Sovelia is a complex PLM product produced by Symetri. Sovelia's development is scattered across the entire Nordic region, and one of their Finnish offices needed my help in producing more modern entries to the product family, namely tablet and web apps that not just access vast product databases on any device, but also work in limited-connectivity environments.
An individual can spend a lifetime investigating all the use cases for PLM software, so we wanted to define an MVP we could get out in the wild as soon as possible: create a low-cost-of-entry version for browsing and searching a Sovelia instance's product database and product history, and increase the number of users who can access Sovelia's feature set without training and locally installed desktop client. Any new web product should also sport a credible look and feel that supports the corporate brand, however loosely defined, and meet modern user expectations in usability.
Look of Sovelia MVP.
After researching the features and data model of the existing product, it was apparent that traditional navigation, browsing and search patterns would not give users adequete access to Sovelia's features. I started drafting potential solutions for browsing and searching product data and layout structures that could house the entire interface. I was able to gain critical insight into user behavior through my customer, and we ultimately focused solely on search as the most natural and conventional way for a typical PLM user to navigate vast product databases.

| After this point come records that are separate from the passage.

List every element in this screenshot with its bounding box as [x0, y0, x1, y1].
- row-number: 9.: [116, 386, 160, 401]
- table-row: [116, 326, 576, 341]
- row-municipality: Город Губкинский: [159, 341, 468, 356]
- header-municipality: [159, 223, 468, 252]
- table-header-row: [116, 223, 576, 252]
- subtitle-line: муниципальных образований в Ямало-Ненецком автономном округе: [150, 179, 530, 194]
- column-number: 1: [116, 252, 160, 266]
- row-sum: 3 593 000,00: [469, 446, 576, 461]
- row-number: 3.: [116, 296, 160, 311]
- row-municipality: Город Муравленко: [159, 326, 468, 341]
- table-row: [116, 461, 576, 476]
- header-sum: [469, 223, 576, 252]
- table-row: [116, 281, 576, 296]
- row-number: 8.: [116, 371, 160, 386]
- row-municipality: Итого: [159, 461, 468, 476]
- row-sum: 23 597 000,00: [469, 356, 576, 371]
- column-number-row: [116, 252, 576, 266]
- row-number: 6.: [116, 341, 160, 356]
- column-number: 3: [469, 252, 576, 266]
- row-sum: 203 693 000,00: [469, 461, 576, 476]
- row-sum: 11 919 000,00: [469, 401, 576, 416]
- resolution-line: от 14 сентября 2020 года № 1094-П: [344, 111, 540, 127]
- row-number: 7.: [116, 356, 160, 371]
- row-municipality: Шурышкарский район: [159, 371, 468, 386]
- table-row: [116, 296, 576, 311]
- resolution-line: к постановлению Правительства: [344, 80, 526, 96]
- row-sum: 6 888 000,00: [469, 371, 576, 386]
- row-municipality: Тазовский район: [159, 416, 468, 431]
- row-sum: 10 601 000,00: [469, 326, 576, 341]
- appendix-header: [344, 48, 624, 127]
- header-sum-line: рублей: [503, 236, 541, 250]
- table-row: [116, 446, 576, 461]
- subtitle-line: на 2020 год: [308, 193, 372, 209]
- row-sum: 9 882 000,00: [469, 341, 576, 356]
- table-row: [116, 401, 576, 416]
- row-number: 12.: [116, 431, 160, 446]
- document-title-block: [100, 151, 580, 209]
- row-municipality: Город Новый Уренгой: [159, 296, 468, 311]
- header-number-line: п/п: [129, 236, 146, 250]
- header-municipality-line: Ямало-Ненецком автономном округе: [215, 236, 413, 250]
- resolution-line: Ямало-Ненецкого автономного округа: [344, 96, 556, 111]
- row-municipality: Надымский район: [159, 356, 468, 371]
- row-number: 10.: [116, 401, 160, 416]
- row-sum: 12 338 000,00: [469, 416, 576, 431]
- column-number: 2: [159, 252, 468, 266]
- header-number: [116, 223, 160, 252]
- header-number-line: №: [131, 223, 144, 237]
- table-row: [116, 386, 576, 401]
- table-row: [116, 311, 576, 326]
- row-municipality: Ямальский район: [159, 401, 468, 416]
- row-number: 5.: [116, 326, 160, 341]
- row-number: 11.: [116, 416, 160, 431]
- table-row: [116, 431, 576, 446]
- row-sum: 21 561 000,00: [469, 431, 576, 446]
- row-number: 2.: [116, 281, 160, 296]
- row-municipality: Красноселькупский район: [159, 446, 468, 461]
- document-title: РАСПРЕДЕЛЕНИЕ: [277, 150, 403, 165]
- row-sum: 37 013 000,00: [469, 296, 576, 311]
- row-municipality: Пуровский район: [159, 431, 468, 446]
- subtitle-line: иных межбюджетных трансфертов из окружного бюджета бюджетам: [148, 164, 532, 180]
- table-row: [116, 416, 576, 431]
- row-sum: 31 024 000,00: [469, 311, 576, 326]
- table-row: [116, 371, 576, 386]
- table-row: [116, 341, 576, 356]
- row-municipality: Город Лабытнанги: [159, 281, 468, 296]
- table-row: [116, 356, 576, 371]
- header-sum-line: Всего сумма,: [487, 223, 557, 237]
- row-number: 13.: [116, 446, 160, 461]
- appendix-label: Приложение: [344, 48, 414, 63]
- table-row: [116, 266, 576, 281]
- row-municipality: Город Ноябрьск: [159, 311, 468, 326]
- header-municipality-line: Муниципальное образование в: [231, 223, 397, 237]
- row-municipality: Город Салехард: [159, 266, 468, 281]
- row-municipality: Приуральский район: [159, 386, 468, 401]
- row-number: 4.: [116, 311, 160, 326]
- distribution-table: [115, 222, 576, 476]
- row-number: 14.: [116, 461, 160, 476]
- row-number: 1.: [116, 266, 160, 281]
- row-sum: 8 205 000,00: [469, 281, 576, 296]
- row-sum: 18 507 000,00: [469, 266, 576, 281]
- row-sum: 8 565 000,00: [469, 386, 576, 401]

For me, grasping the sheer complexity and vastness of PLM data models was the most challenging and interesting part of the project. PLM deals with not only objects, properties and relations, but also time as it stores product revisions and change history data. We could employ commonly used UI patterns in our solution, but always with some caveats. There is no benchmark for responsive interfaces on this market and I applied generic design and problem solving methods to make the UI adapt to all screen sizes and input methods.
In concrete terms, my role was in UX design, visual design and delivering guidelines for the small internal development team. I would also give recommendations regarding technology choices and give up-front advise to the developers. We agreed on the format of the deliverables and ultimately I delivered a package of handover materials to the team.
The project suffered from a fixed budget model, and after starting development the customer did realize that up-front design and handover were not a successful way to get development on the right track. I was requested to join the project again, as the team did not have experience with web technologies and needed someone to set up client code architecture and implement the bulk of the MVP codebase.
Running product with real-world, localized PLM data.
We decided to start with a new codebase built on Knockout.js, and quickly got a fundamentally responsive and touch-supported client up and running against existing server side business logic and production data. The server integration proved to be quite a labor-insentive part of the project, and while we chose to go ahead with it for the MVP, I advised the customer to allocate future resources to build a new API abstraction to serve both this client and future prototyping needs.
The customer was very pleased to have my insight and expertise in their small team with a background in more traditional software development and maintenance.
Cad-Q is a massive corporation, and at the end of the project I was also invited to give a talk at their yearly developer days gathering in Stockholm to people from backgrounds and with questions that I don't often see in my day-to-day environment. I talked about how I approach product design in agile software development, how to use design thinking as a problem solving method and what the status of web frontend technologies is today.
Overall Sovelia taught me a lot about how to deal with very complex data structures in UX, IA and JS. The customer had very specific needs and problems to solve and I enjoyed applying my problem solving and design skills in an unconventional context.